許鏡微微歎口氣,坐到床邊,瞧著給她留個後腦勺的小姑娘,又覺得有些好笑。
“知道你冇睡著,真就不理我?”
屋裡格外安靜,隻有蠟燭劈啪燃燒的細微聲響。
這事兒怎麼說,的確有些鬨得太過了,許鏡深刻反省了下自己。
“阿漁,你理理我,好不好?我保準下次不會再做出那般冒犯的事情,實在你出不了這口惡氣,揍我一頓?我絕不還手。”
還有,她打算明兒去縣城一趟,買副頭麵給小姑娘賠罪,小姑娘應該最是喜歡精美漂亮的首飾一類。
被窩裡宋漁閉著眼睛,睫毛顫了顫,聽著她的話,輕輕吸了吸鼻子,又熨帖又酸澀,她是真的在乎自己,一直哄著自己,認真道歉,卻又什麼都不知道,不知曉自己的心思。
“真不理我?阿漁?”
見人還是冇動靜,許鏡探手過去,指尖輕輕戳了戳她的被子。
耳力靈敏的她,聽見小姑娘呼吸加重了些,唇角忍不住翹了翹。
不過她還是裝作什麼都不知道,用失望又難過的語氣道:“好吧,看來是我惹人厭了。”
宋漁聽到她這話,心裡暗自啐了口,就是,忒討厭了,討厭什麼都不知曉,討厭那般隻是什麼演練。
她又聽她歎口氣。
宋漁閉著眼睛,抿了抿唇,她這般作態,也就是阿鏡願意縱著她的小性子,她還是太著急了些,明天吧,明天她就收拾好心情了……

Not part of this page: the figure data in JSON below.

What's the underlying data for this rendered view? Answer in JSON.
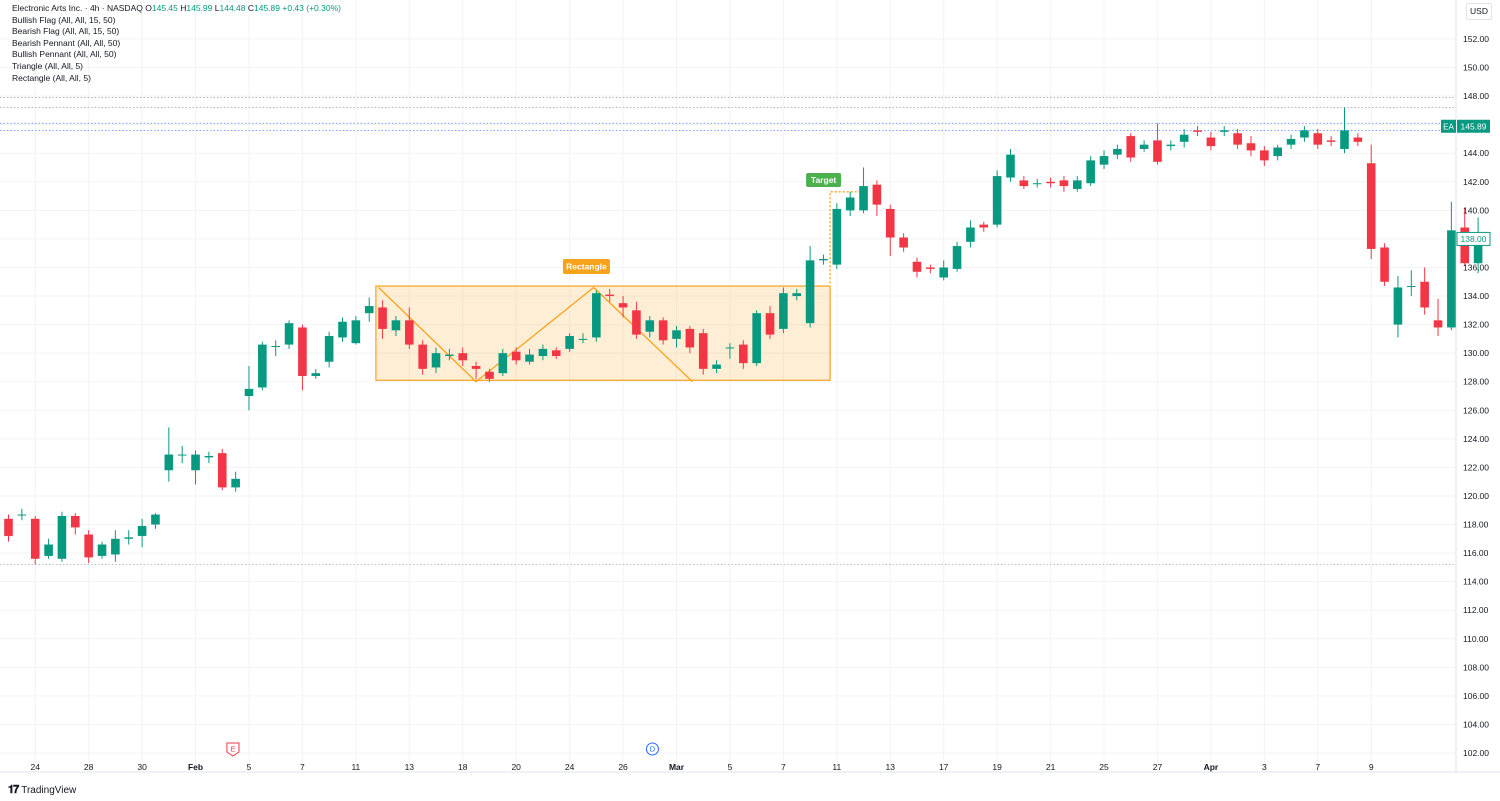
{
  "header": {
    "symbol": "Electronic Arts Inc. · 4h · NASDAQ",
    "o_label": "O",
    "o_value": "145.45",
    "h_label": "H",
    "h_value": "145.99",
    "l_label": "L",
    "l_value": "144.48",
    "c_label": "C",
    "c_value": "145.89",
    "change": "+0.43 (+0.30%)"
  },
  "indicators": [
    "Bullish Flag (All, All, 15, 50)",
    "Bearish Flag (All, All, 15, 50)",
    "Bearish Pennant (All, All, 50)",
    "Bullish Pennant (All, All, 50)",
    "Triangle (All, All, 5)",
    "Rectangle (All, All, 5)"
  ],
  "currency": "USD",
  "branding": "TradingView",
  "colors": {
    "up": "#089981",
    "down": "#f23645",
    "pattern": "#f7a21b",
    "target": "#4caf50",
    "grid": "#f2f3f5"
  },
  "chart_data": {
    "type": "candlestick",
    "title": "Electronic Arts Inc. · 4h · NASDAQ",
    "y_ticks": [
      "102.00",
      "104.00",
      "106.00",
      "108.00",
      "110.00",
      "112.00",
      "114.00",
      "116.00",
      "118.00",
      "120.00",
      "122.00",
      "124.00",
      "126.00",
      "128.00",
      "130.00",
      "132.00",
      "134.00",
      "136.00",
      "138.00",
      "140.00",
      "142.00",
      "144.00",
      "146.00",
      "148.00",
      "150.00",
      "152.00"
    ],
    "y_tick_values": [
      102,
      104,
      106,
      108,
      110,
      112,
      114,
      116,
      118,
      120,
      122,
      124,
      126,
      128,
      130,
      132,
      134,
      136,
      138,
      140,
      142,
      144,
      146,
      148,
      150,
      152
    ],
    "x_ticks": [
      "24",
      "28",
      "30",
      "Feb",
      "5",
      "7",
      "11",
      "13",
      "18",
      "20",
      "24",
      "26",
      "Mar",
      "5",
      "7",
      "11",
      "13",
      "17",
      "19",
      "21",
      "25",
      "27",
      "Apr",
      "3",
      "7",
      "9"
    ],
    "x_tick_index": [
      2,
      6,
      10,
      14,
      18,
      22,
      26,
      30,
      34,
      38,
      42,
      46,
      50,
      54,
      58,
      62,
      66,
      70,
      74,
      78,
      82,
      86,
      90,
      94,
      98,
      102
    ],
    "ylim": [
      101.5,
      153.5
    ],
    "last_price_label": "145.89",
    "last_price": 145.89,
    "symbol_tag": "EA",
    "secondary_price_label": "138.00",
    "secondary_price": 138.0,
    "horizontal_levels": [
      147.9,
      147.2,
      146.1,
      145.6,
      115.2
    ],
    "candles": [
      [
        118.4,
        117.2,
        118.7,
        116.8
      ],
      [
        118.7,
        118.7,
        119.1,
        118.3
      ],
      [
        118.4,
        115.6,
        118.6,
        115.2
      ],
      [
        115.8,
        116.6,
        117.0,
        115.6
      ],
      [
        115.6,
        118.6,
        118.9,
        115.4
      ],
      [
        118.6,
        117.8,
        118.8,
        117.3
      ],
      [
        117.3,
        115.7,
        117.6,
        115.3
      ],
      [
        115.8,
        116.6,
        116.8,
        115.6
      ],
      [
        115.9,
        117.0,
        117.6,
        115.4
      ],
      [
        117.0,
        117.1,
        117.6,
        116.6
      ],
      [
        117.2,
        117.9,
        118.4,
        116.4
      ],
      [
        118.0,
        118.7,
        118.8,
        117.7
      ],
      [
        121.8,
        122.9,
        124.8,
        121.0
      ],
      [
        122.9,
        122.9,
        123.5,
        122.3
      ],
      [
        121.8,
        122.9,
        123.2,
        120.8
      ],
      [
        122.7,
        122.8,
        123.1,
        122.3
      ],
      [
        123.0,
        120.6,
        123.3,
        120.4
      ],
      [
        120.6,
        121.2,
        121.7,
        120.3
      ],
      [
        127.0,
        127.5,
        129.1,
        126.0
      ],
      [
        127.6,
        130.6,
        130.8,
        127.4
      ],
      [
        130.5,
        130.5,
        130.9,
        129.8
      ],
      [
        130.6,
        132.1,
        132.3,
        130.3
      ],
      [
        131.8,
        128.4,
        132.0,
        127.4
      ],
      [
        128.4,
        128.6,
        128.9,
        128.2
      ],
      [
        129.4,
        131.2,
        131.5,
        129.0
      ],
      [
        131.1,
        132.2,
        132.5,
        130.8
      ],
      [
        130.7,
        132.3,
        132.6,
        130.6
      ],
      [
        132.8,
        133.3,
        133.9,
        132.2
      ],
      [
        133.2,
        131.7,
        133.7,
        131.0
      ],
      [
        131.6,
        132.3,
        132.6,
        131.2
      ],
      [
        132.3,
        130.6,
        133.2,
        130.3
      ],
      [
        130.6,
        128.9,
        130.9,
        128.5
      ],
      [
        129.0,
        130.0,
        130.4,
        128.6
      ],
      [
        129.8,
        129.9,
        130.3,
        129.5
      ],
      [
        130.0,
        129.5,
        130.4,
        129.1
      ],
      [
        129.1,
        128.9,
        129.4,
        128.2
      ],
      [
        128.7,
        128.2,
        128.9,
        128.0
      ],
      [
        128.6,
        130.0,
        130.3,
        128.4
      ],
      [
        130.1,
        129.5,
        130.4,
        129.2
      ],
      [
        129.4,
        129.9,
        130.3,
        129.2
      ],
      [
        129.8,
        130.3,
        130.6,
        129.5
      ],
      [
        130.2,
        129.8,
        130.4,
        129.6
      ],
      [
        130.3,
        131.2,
        131.4,
        130.1
      ],
      [
        131.0,
        131.0,
        131.4,
        130.7
      ],
      [
        131.1,
        134.2,
        134.4,
        130.8
      ],
      [
        134.1,
        134.0,
        134.5,
        133.6
      ],
      [
        133.5,
        133.2,
        134.0,
        132.5
      ],
      [
        133.0,
        131.3,
        133.6,
        131.0
      ],
      [
        131.5,
        132.3,
        132.6,
        131.1
      ],
      [
        132.3,
        130.9,
        132.5,
        130.6
      ],
      [
        131.0,
        131.6,
        131.9,
        130.4
      ],
      [
        131.7,
        130.4,
        131.9,
        130.0
      ],
      [
        131.4,
        128.9,
        131.7,
        128.5
      ],
      [
        128.9,
        129.2,
        129.5,
        128.6
      ],
      [
        130.4,
        130.4,
        130.7,
        129.6
      ],
      [
        130.6,
        129.3,
        130.9,
        128.9
      ],
      [
        129.3,
        132.8,
        133.0,
        129.1
      ],
      [
        132.8,
        131.3,
        133.3,
        131.0
      ],
      [
        131.7,
        134.2,
        134.6,
        131.4
      ],
      [
        134.0,
        134.2,
        134.5,
        133.7
      ],
      [
        132.1,
        136.5,
        137.5,
        131.8
      ],
      [
        136.5,
        136.6,
        136.9,
        136.2
      ],
      [
        136.2,
        140.1,
        140.5,
        135.9
      ],
      [
        140.0,
        140.9,
        141.3,
        139.6
      ],
      [
        140.0,
        141.7,
        143.0,
        139.8
      ],
      [
        141.8,
        140.4,
        142.1,
        139.6
      ],
      [
        140.1,
        138.1,
        140.4,
        136.8
      ],
      [
        138.1,
        137.4,
        138.4,
        137.1
      ],
      [
        136.4,
        135.7,
        136.7,
        135.3
      ],
      [
        136.0,
        135.9,
        136.2,
        135.6
      ],
      [
        135.3,
        136.0,
        136.5,
        135.1
      ],
      [
        135.9,
        137.5,
        137.8,
        135.7
      ],
      [
        137.8,
        138.8,
        139.3,
        137.4
      ],
      [
        139.0,
        138.8,
        139.2,
        138.5
      ],
      [
        139.0,
        142.4,
        142.8,
        138.8
      ],
      [
        142.3,
        143.9,
        144.3,
        142.0
      ],
      [
        142.1,
        141.7,
        142.4,
        141.5
      ],
      [
        141.9,
        141.9,
        142.2,
        141.6
      ],
      [
        142.0,
        141.9,
        142.3,
        141.6
      ],
      [
        142.1,
        141.7,
        142.4,
        141.3
      ],
      [
        141.5,
        142.1,
        142.4,
        141.3
      ],
      [
        141.9,
        143.5,
        143.8,
        141.7
      ],
      [
        143.2,
        143.8,
        144.2,
        142.9
      ],
      [
        143.9,
        144.3,
        144.6,
        143.6
      ],
      [
        145.2,
        143.7,
        145.4,
        143.4
      ],
      [
        144.3,
        144.6,
        144.9,
        144.1
      ],
      [
        144.9,
        143.4,
        146.1,
        143.2
      ],
      [
        144.5,
        144.6,
        144.9,
        144.2
      ],
      [
        144.8,
        145.3,
        145.7,
        144.4
      ],
      [
        145.6,
        145.5,
        145.9,
        145.2
      ],
      [
        145.1,
        144.5,
        145.5,
        144.2
      ],
      [
        145.5,
        145.6,
        145.9,
        145.2
      ],
      [
        145.4,
        144.6,
        145.7,
        144.3
      ],
      [
        144.7,
        144.2,
        145.2,
        143.8
      ],
      [
        144.2,
        143.5,
        144.5,
        143.1
      ],
      [
        143.8,
        144.4,
        144.6,
        143.5
      ],
      [
        144.6,
        145.0,
        145.3,
        144.3
      ],
      [
        145.1,
        145.6,
        145.9,
        144.8
      ],
      [
        145.4,
        144.6,
        145.7,
        144.3
      ],
      [
        144.9,
        144.8,
        145.2,
        144.5
      ],
      [
        144.3,
        145.6,
        147.2,
        144.0
      ],
      [
        145.1,
        144.8,
        145.4,
        144.5
      ],
      [
        143.3,
        137.3,
        144.6,
        136.6
      ],
      [
        137.4,
        135.0,
        137.7,
        134.7
      ],
      [
        132.0,
        134.6,
        135.4,
        131.1
      ],
      [
        134.7,
        134.7,
        135.8,
        134.0
      ],
      [
        135.0,
        133.2,
        136.0,
        132.7
      ],
      [
        132.3,
        131.8,
        133.8,
        131.2
      ],
      [
        131.8,
        138.6,
        140.6,
        131.6
      ],
      [
        138.8,
        136.3,
        140.2,
        136.1
      ],
      [
        136.3,
        138.0,
        139.5,
        135.6
      ]
    ],
    "pattern": {
      "label": "Rectangle",
      "target_label": "Target",
      "top": 134.7,
      "bottom": 128.1,
      "start_index": 27.5,
      "end_index": 61.5,
      "zigzag": [
        [
          27.7,
          134.6
        ],
        [
          35.0,
          128.0
        ],
        [
          43.8,
          134.6
        ],
        [
          51.2,
          128.0
        ]
      ],
      "target_value": 141.3,
      "target_start_index": 61.5,
      "target_end_index": 64.0
    },
    "events": [
      {
        "label": "E",
        "index": 16.8
      },
      {
        "label": "D",
        "index": 48.2
      }
    ]
  }
}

宋漁思緒發散,想著一些有的冇的,一邊又能清晰感受到,許鏡起身去吹滅蠟燭,回床邊,掀開被子的一連串動靜。
室內徹底陷入黑暗,也徹底安靜下來。
“再說幾句,我就和你說話了,討厭鬼……”這話宋漁隻敢在心裡腹誹,聽了半響,真就冇啥動靜了,剛把自己哄好,這會兒心裡頓時又有些氣悶。
實在在被子裡憋著難受,宋漁睜眼眼睛,黑乎乎的啥都看不見,乾脆動了動,抬手掖了掖被角。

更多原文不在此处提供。